8th Floor Quiet Library feature joinery
Ninth Floor: Apollo

9th Floor Repeater Screen for Bleachers
Home to the catering and social hub, the right side of the ninth floor space invites users to eat and recharge, while the left side expands into a flexible working lounge and collaboration space. The design throughout is inspired by the architecture and interior character of the O2 Apollo Arena, one of Manchester’s most popular venues. The result is a warm, social, and atmospheric space that brings people together at all times of day.
Space planning is centred around creating an impact on entrance and a place where different teams can congregate and collaborate. The front of the floorplates contains the high-energy usage areas, such as tea points and a breakout space, before moving around into the wings of the building, where the design moves into supporting structured and unstructured work through focused working desking, broken up with ‘Huddle’ (collaborative) spaces, meeting rooms, 1:1 spaces and supporting amenities.

9th floor working lounge
Signage
Signage across the scheme follows the Virgin Media O2 property brand guidelines, whose preferences for oak were a good match for the material palette. To create a differentiated feature in the Manchester location, SpaceInvader, together with the client branding team, created ‘portals’ at the entrance to each floor plate with a floor level number, with the design suiting each floorplate and theme. The visual identity of floorplates also helps colleagues intuitively with wayfinding.
Sustainability

7th Floor Private Call Pods
Quality and longevity were fundamental to the project’s sustainability and operational strategy. Every material and product was therefore assessed for durability, suitability, and long-term performance, ensuring that low embodied carbon did not come at the expense of build quality or maintainability.
“We successfully used materiality by applying different colours and finishes across all floors” Bethany Gibson, Associate at SpaceInvader commented, “thereby creating different atmospheres in a considered and consistent manner, whilst at the same time using only the minimal number of suppliers. Sustainable materials were used across all floors and we sought to specify manufacturers who run take-back schemes for their products or similar. Accessibility, meanwhile, has been another huge success of the scheme, with virtually every single room on all five floorplates made accessible, with the curved corridors proving to be a particularly innovative contribution to this in terms of wheelchair turning space.”
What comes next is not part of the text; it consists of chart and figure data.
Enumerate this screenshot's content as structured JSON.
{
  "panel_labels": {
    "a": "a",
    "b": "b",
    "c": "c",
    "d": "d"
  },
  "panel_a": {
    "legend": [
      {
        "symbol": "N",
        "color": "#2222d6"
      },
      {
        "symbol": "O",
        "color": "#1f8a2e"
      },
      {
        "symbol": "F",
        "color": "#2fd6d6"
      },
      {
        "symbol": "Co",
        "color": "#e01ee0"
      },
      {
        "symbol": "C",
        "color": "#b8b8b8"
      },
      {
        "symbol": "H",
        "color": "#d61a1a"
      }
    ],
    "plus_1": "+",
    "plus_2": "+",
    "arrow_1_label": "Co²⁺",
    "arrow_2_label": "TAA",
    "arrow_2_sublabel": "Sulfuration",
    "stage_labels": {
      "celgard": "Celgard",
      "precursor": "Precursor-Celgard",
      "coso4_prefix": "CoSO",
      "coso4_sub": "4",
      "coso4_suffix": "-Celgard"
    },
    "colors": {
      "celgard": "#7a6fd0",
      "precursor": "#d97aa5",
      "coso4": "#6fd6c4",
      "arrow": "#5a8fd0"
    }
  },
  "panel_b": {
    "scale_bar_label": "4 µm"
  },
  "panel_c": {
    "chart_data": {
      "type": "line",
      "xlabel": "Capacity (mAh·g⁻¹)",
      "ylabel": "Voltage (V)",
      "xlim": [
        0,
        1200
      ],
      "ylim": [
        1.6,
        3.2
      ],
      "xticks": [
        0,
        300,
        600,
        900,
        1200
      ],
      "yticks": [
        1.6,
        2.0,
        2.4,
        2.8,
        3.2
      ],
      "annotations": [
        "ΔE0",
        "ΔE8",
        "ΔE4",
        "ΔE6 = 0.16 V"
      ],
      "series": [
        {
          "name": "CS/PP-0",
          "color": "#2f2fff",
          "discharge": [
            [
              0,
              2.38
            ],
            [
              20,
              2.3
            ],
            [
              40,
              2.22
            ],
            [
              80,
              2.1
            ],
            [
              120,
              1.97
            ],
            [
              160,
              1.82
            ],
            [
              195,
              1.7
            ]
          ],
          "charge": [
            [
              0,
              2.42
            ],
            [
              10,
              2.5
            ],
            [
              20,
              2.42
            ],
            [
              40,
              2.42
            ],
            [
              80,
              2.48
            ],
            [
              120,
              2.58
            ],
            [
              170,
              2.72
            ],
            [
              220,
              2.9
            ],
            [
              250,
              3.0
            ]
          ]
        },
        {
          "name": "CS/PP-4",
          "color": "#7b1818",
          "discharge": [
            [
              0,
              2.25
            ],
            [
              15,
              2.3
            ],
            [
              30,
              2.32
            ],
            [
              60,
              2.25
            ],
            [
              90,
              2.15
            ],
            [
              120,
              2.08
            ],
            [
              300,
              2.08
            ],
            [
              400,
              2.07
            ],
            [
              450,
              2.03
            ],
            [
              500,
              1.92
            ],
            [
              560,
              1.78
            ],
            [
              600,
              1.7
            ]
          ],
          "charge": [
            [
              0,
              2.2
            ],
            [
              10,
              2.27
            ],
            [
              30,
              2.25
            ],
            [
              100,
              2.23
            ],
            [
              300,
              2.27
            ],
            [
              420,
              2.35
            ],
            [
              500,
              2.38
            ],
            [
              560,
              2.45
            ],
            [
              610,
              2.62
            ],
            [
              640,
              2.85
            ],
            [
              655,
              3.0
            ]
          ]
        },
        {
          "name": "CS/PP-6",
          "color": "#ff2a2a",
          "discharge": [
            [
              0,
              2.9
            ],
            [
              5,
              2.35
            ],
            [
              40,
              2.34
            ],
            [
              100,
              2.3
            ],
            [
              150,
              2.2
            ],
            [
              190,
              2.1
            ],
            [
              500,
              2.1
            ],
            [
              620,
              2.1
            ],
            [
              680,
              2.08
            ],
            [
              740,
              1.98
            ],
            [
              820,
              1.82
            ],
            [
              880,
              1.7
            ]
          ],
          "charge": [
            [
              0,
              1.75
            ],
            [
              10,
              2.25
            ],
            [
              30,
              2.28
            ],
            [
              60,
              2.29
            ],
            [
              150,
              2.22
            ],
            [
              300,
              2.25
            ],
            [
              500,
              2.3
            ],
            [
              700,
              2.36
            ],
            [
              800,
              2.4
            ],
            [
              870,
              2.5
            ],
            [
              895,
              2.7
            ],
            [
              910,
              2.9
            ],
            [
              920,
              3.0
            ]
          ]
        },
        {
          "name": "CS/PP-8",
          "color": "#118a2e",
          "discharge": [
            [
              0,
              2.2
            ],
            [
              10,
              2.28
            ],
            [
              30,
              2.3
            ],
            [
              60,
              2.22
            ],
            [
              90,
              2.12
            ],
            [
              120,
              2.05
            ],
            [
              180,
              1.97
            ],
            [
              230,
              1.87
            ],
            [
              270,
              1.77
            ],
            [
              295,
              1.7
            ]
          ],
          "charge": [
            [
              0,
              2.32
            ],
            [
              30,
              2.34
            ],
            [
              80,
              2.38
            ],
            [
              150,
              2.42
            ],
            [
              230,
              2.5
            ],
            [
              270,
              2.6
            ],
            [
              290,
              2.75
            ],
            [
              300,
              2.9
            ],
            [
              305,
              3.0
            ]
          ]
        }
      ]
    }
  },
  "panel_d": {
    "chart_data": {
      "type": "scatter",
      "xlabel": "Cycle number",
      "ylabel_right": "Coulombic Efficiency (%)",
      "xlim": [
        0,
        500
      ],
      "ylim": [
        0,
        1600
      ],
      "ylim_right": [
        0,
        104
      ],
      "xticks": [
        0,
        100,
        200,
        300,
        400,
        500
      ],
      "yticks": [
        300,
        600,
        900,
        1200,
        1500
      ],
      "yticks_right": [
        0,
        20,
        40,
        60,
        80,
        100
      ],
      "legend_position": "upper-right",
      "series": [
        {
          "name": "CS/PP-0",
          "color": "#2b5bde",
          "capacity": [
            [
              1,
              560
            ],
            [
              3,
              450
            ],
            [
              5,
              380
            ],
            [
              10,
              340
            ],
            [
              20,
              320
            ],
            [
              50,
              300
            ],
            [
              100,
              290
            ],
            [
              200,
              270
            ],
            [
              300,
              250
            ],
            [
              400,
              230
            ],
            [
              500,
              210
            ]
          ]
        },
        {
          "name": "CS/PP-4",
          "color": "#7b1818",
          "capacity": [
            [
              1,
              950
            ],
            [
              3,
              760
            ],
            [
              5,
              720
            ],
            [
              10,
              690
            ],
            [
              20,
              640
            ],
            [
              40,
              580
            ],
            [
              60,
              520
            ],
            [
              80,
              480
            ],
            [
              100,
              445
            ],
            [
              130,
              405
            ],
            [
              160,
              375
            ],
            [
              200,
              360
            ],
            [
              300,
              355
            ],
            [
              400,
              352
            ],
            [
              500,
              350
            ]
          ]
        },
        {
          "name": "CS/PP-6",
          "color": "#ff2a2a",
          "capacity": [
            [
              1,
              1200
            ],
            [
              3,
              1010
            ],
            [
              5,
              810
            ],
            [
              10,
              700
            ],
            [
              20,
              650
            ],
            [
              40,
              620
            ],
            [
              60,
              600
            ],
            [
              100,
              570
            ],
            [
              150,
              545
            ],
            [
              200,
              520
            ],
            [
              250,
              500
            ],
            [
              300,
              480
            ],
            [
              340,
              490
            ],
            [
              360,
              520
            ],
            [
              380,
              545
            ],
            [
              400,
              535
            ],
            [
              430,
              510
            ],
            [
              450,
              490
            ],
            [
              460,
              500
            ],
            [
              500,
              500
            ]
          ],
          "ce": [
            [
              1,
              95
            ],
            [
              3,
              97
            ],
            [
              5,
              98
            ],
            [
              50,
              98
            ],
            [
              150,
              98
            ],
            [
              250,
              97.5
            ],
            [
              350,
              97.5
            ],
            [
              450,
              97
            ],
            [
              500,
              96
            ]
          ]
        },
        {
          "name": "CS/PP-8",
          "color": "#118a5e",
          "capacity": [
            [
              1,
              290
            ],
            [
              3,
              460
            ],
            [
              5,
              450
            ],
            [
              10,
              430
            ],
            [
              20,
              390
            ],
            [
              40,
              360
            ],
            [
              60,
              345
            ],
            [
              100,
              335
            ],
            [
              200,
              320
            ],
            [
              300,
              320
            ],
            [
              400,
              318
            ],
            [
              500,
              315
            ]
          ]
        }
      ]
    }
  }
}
8th Floor stable across from reception for Hamish the Horse
And finally – Hamish the Horse…
There was one item the Wythenshawe team insisted came with them to the new premises: Hamish the Horse. Hamish was the pet name granted by the team to the lifesize horse lamp originally designed by Swedish design studio Front for Moooi in 2006, as part of their animal collection (comprised of a pig, horse and rabbit). The SpaceInvader team ran with the challenge of finding a good home for Hamish and created his own bespoke stable on the eighth floor, directly opposite reception, so that as many people as possible get to say ‘hello’ to Hamish each day.
Client summary:
“It’s been a genuine pleasure working in partnership with SpaceInvader throughout this scheme”, Rodney Hogg, Property Director of Virgin Media O2 commented. “The team’s professionalism, attention to detail and commitment to excellence have been consistently evident and have greatly contributed to the successful outcome of this project. The result is a new workplace that not only meets our needs today, but will support the wellbeing, collaboration and success of our people for many years to come.”